The series stars Anna Chlumsky as Vivian Kent, a fictionalised take on Jessica Pressler, who is so intrigued by Anna’s case that she decides to delve deeper into the same. Hindered by various obstacles, including uninterested editors and her burgeoning pregnancy, Kent makes her way to find out more about the elusive and intriguing Anna Delvey who managed to con the American elite. The real-life Anna Delvey had protested against how the series told her story from a journalist’s perspective- I agree with her, given the enigma that she is, Delvey deserved better representation in the series.
Julia Garner does a great job of attempting to humanise the character with a ridiculous accent and an over-the-top portrayal of the cold, brutal and egotistical SoHo scammer with her piercing and calculative observation skills. After her brilliant performance as Ruth Langmore in Ozark, Garner establishes her prolific acting skills again with her role as Delvey.
She prevails like a cult leader with a magnetic personality who captivates her friends and social acquaintances to believe in her. The face of the new American Dream, Delvey’s fraudulence is a blistering commentary on how far one might go to “make it here”.
However, the nine-hour long odyssey gets incredibly boring with each passing second. While one would expect a pacy, riveting and detailed account of Delvey’s meteoric and mysterious rise to fame and opulence, it takes several episodes to detail Kent’s struggle as a journalist.

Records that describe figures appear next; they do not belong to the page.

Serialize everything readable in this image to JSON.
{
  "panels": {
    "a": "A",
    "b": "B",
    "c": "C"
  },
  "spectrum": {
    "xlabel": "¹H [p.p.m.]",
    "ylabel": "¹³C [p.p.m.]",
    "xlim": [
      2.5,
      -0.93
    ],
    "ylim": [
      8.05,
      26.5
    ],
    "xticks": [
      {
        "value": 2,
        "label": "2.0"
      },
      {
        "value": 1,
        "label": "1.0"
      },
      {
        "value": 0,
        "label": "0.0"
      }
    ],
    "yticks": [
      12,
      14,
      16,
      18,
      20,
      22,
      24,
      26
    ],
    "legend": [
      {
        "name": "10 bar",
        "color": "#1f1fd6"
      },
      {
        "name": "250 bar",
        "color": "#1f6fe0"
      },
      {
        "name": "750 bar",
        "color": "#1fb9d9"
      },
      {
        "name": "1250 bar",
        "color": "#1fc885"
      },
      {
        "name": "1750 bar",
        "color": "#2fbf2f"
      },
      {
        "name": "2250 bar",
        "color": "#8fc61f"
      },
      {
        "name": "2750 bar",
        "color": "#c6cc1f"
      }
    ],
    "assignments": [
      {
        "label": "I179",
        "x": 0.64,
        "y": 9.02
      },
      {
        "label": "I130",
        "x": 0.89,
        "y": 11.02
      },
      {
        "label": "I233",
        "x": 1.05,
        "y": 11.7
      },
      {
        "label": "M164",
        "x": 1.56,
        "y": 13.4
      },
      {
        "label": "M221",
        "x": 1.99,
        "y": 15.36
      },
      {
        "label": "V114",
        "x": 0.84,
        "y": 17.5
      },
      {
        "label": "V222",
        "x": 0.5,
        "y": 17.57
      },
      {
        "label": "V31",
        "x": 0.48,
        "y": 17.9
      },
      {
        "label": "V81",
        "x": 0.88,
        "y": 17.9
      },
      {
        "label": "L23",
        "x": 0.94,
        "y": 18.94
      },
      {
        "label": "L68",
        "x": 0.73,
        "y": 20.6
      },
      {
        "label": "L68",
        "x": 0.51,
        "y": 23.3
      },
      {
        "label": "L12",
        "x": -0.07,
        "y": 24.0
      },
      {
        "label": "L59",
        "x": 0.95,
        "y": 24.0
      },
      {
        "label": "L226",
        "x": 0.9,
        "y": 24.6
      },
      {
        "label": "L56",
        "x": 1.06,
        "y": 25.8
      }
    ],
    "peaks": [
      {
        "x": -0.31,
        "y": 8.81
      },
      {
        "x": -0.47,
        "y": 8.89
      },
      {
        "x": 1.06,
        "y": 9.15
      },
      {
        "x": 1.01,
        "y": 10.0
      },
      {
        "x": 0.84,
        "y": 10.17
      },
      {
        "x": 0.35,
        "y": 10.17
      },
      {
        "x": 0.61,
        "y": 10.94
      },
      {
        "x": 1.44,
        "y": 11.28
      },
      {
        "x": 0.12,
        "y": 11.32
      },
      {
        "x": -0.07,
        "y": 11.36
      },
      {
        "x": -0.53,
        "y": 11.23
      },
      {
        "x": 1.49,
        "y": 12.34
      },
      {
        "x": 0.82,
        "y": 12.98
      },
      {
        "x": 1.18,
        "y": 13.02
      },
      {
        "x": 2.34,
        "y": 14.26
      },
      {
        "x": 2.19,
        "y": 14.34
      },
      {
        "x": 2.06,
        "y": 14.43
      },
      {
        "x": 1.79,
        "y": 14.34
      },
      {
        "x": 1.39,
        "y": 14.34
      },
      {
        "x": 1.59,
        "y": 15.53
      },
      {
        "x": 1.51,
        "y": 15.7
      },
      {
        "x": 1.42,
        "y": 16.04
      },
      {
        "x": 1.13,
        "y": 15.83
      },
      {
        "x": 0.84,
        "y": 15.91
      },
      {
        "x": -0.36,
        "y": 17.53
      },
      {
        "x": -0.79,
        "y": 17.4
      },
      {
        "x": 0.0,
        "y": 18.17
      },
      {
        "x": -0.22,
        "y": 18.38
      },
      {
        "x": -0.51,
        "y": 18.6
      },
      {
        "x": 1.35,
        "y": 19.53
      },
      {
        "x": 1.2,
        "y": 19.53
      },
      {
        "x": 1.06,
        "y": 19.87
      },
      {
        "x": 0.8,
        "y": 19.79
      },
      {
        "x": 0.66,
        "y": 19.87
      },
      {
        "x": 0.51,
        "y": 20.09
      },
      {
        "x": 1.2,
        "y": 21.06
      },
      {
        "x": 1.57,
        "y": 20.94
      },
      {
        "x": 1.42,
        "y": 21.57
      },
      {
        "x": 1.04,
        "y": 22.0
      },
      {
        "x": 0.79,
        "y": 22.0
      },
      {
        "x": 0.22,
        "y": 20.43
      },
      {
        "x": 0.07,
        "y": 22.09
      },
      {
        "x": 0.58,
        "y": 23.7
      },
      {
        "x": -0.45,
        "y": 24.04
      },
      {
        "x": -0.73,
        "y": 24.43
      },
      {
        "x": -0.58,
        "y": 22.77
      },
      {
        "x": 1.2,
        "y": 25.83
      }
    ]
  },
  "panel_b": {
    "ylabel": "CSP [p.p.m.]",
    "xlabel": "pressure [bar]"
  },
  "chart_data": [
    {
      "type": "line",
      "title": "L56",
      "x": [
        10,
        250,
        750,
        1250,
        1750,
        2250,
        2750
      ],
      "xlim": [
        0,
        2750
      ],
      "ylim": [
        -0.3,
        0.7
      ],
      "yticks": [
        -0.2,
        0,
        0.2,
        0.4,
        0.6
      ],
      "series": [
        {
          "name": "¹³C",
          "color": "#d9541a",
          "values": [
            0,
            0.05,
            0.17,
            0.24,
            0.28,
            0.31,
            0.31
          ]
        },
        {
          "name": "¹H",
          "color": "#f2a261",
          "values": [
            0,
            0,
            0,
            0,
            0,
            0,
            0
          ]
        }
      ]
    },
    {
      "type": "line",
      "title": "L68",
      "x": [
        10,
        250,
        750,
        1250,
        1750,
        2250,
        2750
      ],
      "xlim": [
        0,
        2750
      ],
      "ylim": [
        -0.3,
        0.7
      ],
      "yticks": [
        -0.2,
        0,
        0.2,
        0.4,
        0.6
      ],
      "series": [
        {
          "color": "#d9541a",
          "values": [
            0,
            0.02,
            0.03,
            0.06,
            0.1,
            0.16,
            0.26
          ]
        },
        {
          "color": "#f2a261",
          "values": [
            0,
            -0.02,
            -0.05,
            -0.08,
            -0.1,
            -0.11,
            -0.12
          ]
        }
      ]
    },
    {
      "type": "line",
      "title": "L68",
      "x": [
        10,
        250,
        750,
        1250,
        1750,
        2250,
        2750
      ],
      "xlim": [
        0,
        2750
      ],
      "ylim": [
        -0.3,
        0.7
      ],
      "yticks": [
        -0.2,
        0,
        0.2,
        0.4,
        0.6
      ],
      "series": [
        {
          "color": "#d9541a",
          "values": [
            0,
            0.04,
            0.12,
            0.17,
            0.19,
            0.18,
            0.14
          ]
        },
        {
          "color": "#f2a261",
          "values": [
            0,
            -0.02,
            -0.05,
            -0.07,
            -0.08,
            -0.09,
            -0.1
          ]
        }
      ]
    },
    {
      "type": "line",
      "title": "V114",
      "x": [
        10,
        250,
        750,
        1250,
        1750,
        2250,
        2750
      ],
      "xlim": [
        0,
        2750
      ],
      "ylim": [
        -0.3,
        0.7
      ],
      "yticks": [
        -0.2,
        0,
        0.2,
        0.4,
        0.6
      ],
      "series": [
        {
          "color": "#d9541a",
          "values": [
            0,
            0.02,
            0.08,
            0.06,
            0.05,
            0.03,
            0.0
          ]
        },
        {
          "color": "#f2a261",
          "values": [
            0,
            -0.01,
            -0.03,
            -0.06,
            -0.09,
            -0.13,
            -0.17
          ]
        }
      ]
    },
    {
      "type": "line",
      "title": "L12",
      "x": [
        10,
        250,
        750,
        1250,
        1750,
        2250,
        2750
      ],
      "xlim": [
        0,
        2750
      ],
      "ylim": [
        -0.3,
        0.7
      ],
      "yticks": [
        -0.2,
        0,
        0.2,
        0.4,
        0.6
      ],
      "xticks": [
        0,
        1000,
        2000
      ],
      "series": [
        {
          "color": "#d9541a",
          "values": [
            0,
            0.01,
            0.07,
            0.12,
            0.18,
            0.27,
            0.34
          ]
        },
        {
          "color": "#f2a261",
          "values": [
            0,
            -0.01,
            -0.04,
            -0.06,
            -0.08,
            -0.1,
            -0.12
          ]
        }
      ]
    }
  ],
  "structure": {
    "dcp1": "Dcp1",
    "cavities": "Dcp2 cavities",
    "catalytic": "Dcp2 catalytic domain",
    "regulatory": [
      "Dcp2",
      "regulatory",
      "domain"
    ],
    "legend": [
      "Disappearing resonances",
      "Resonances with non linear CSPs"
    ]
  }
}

It is moments like this that made me think about how precise and scintillating the actual article was in comparison with the total dullard series.
Kent’s obsessive behaviour to know more about Anna and the constant obstacles in her path might make one skip through the repetitive scenes- Chlumsky, herself, does not make it any better. As soon as the series takes Delvey to the courtroom, things heat up and get a tad bit more interesting, as Kent’s frustration and her colleague journalists’ lack of productivity was gnawing at my brains.
All in all, Inventing Anna left me with mixed feelings. While I was glad to know more about Delvey, her nature, her compulsions and more, the length of the series and the lack of brevity made the message dissipate into white noise.
Nine hours and a few headaches later. I realised that the series had nothing more to offer than the Pressler article. And yes, Garner was a revelation! One can only wonder the kind of havoc Delvey could wreak had she teamed up with the epic con-man Simon Hayut, the Israeli Ponzi scheme mastermind from The Tinder Swindler.